Sexarbeit im ländlichen Raum ist häufig geprägt von Isolation, Stigmatisierung und verdeckten Lebensrealitäten. Viele Frauen führen ein Doppelleben, aus Angst vor Ausgrenzung oder dem Verlust sozialer Beziehungen. „Gerade unter diesen Bedingungen braucht es ein niedrigschwelliges, dauerhaft verfügbares Beratungsangebot“, betont eine Beraterin. TAMAR Südwestfalen tritt für die Rechte von Sexarbeitenden ein und unterstützt sie in ihrem Anspruch auf ein selbstbestimmtes, diskriminierungsfreies Leben und Arbeiten.

Im Jahr 2025 erreichte die aufsuchende Arbeit 296 Sexarbeiter*innen, darunter 223 Erstkontakte.

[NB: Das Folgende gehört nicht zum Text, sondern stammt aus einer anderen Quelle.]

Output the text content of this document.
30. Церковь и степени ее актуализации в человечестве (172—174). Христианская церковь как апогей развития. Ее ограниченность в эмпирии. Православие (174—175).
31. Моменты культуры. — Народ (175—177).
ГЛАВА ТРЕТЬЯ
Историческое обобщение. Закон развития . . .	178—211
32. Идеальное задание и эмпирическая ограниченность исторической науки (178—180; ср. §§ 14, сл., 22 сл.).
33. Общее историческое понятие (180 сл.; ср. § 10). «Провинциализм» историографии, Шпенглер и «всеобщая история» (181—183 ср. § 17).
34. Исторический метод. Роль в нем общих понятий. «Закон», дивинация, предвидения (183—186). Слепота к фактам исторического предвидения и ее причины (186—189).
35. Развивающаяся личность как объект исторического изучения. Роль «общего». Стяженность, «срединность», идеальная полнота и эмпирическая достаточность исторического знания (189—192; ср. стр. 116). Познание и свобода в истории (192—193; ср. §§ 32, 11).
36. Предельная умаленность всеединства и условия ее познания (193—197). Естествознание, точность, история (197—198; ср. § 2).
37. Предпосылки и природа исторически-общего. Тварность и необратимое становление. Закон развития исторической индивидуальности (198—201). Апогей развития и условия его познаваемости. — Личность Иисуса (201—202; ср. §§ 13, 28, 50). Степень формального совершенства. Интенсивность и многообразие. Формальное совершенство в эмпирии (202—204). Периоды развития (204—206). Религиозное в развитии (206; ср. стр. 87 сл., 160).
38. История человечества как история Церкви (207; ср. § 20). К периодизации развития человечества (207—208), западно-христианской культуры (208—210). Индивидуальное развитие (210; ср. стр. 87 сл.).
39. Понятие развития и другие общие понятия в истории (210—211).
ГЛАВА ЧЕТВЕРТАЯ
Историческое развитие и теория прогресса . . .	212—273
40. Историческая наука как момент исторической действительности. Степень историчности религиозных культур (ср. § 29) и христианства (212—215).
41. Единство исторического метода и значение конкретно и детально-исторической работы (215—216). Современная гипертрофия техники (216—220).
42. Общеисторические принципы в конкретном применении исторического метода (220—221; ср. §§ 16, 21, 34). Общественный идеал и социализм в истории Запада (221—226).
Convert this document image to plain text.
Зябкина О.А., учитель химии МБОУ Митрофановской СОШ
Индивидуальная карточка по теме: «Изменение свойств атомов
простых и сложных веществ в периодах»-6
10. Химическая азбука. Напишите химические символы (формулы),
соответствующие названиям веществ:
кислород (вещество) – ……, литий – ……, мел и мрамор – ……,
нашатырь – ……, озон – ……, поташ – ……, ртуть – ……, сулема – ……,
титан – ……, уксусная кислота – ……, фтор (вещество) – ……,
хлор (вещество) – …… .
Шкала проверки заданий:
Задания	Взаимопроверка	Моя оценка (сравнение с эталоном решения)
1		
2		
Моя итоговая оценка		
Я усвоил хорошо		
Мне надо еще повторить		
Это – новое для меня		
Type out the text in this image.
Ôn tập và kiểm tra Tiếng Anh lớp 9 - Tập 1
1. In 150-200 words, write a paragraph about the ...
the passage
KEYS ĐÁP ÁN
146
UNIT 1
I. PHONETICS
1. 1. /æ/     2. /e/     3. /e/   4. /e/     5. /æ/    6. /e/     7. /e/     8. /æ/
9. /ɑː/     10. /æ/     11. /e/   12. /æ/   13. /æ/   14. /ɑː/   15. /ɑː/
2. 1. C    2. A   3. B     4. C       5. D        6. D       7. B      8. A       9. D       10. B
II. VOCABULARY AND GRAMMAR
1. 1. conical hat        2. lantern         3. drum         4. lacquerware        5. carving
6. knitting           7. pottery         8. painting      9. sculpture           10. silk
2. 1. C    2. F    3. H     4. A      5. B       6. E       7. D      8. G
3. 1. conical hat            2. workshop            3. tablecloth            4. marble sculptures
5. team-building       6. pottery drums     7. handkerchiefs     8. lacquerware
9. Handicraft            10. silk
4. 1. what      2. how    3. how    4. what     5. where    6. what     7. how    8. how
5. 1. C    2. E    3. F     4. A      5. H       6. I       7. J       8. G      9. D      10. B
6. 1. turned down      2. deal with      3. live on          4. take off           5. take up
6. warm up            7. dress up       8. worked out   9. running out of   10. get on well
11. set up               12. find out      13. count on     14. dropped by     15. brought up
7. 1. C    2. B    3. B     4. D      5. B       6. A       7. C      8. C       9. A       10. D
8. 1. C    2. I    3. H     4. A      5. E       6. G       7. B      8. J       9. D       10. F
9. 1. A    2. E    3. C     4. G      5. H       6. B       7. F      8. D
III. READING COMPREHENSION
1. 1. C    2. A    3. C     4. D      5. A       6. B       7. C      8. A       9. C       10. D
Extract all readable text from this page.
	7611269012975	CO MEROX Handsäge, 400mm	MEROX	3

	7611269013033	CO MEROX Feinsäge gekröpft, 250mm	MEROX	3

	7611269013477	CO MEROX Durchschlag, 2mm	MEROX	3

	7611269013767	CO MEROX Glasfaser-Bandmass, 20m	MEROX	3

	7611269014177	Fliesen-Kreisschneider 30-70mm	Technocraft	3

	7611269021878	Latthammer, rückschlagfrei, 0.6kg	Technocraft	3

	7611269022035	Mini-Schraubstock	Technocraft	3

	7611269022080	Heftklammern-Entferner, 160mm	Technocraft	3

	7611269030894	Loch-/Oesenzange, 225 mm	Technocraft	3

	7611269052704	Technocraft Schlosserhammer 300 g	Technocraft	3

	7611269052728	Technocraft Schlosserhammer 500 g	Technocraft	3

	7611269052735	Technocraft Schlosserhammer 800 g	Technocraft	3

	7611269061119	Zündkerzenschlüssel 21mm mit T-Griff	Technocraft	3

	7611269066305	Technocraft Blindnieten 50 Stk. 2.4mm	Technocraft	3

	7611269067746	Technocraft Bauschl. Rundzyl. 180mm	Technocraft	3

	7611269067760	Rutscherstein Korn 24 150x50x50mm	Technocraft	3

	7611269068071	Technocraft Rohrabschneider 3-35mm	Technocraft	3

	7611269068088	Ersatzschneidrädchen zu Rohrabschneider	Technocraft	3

Besonders viele Frauen wurden im Kreis Soest (115) und im Kreis Siegen Wittgenstein (95) angetroffen. Die Mehrheit der Frauen stammt aus EU-Ländern, viele arbeiten unter prekären Bedingungen und ohne stabiles soziales Netz. 192 Klientinnen wurden intensiv begleitet, 36 von ihnen befanden sich in einem beruflichen Veränderungsprozess – ein Weg, der oft Monate oder Jahre dauert.

Wie bedeutsam diese Unterstützung ist, zeigt Lydias Geschichte. Die 38-jährige, alleinerziehende Mutter eines Kindes mit Beeinträchtigung, arbeitete seit rund zehn Jahren in Deutschland in der Sexarbeit. Als die Tätigkeit zunehmend körperlich belastend wurde, wünschte sie sich eine berufliche Neuorientierung. Die Beratungsstelle unterstützte sie bei der Anerkennung ihrer Ausbildung, begleitete sie zu Behörden und stellte Kontakte zu Frühförderstellen und Ärzt*innen her. Aufgrund von Stigmatisierungsängsten entschied sich Lydia für einen Neuanfang in einer anderen Stadt. Heute lebt sie mit ihrem Kind in einer eigenen Wohnung, ihr Abschluss wurde anerkannt und sie arbeitet außerhalb der Sexarbeit. „Der Neuanfang war befreiend“, beschreibt sie ihre Situation.

Die psychosoziale Beratung und Krisenintervention bildeten 2025 den Schwerpunkt der Arbeit: Eine ratsuchende Frau benötigt manches Mal mehrfach Rat oder Unterstützung.423 Beratungen dazu im Kreis Soest, 128 im Kreis Siegen Wittgenstein, 124 in Hamm und 58 im Kreis Olpe. Ergänzend unterstützte die Beratungsstelle TAMAR bei gesundheitlichen Anliegen, Anmeldungen nach dem Prostituiertenschutzgesetz, Behördenkontakten und der Vermittlung an andere Fachstellen.

Auch auf bundespolitischer Ebene war TAMAR Südwestfalen aktiv: Als Schnittstelle zum Kriminologischen Forschungsinstitut Niedersachsen beteiligte sich die Beratungsstelle an der Evaluation des Prostituiertenschutzgesetzes. Die Ergebnisse zeigen deutlich, wie heterogen die Lebenslagen von Sexarbeitenden sind – und wie unverzichtbar unabhängige, vertrauliche Beratungsangebote bleiben. „Die Bedarfe sind vielfältig. Beratung muss erreichbar, verlässlich und differenziert sein“, fasst eine Mitarbeiterin zusammen. TAMAR Südwestfalen leistet damit einen zentralen Beitrag zu Schutz, Teilhabe und Selbstbestimmung – gerade in einer Region, in der Sexarbeit oft unsichtbar bleibt.

Die Prostituierten- und Ausstiegsberatungsstelle TAMAR ist 2026 für die Kreise Olpe und Soest sowie für die Stadt Hamm zuständig.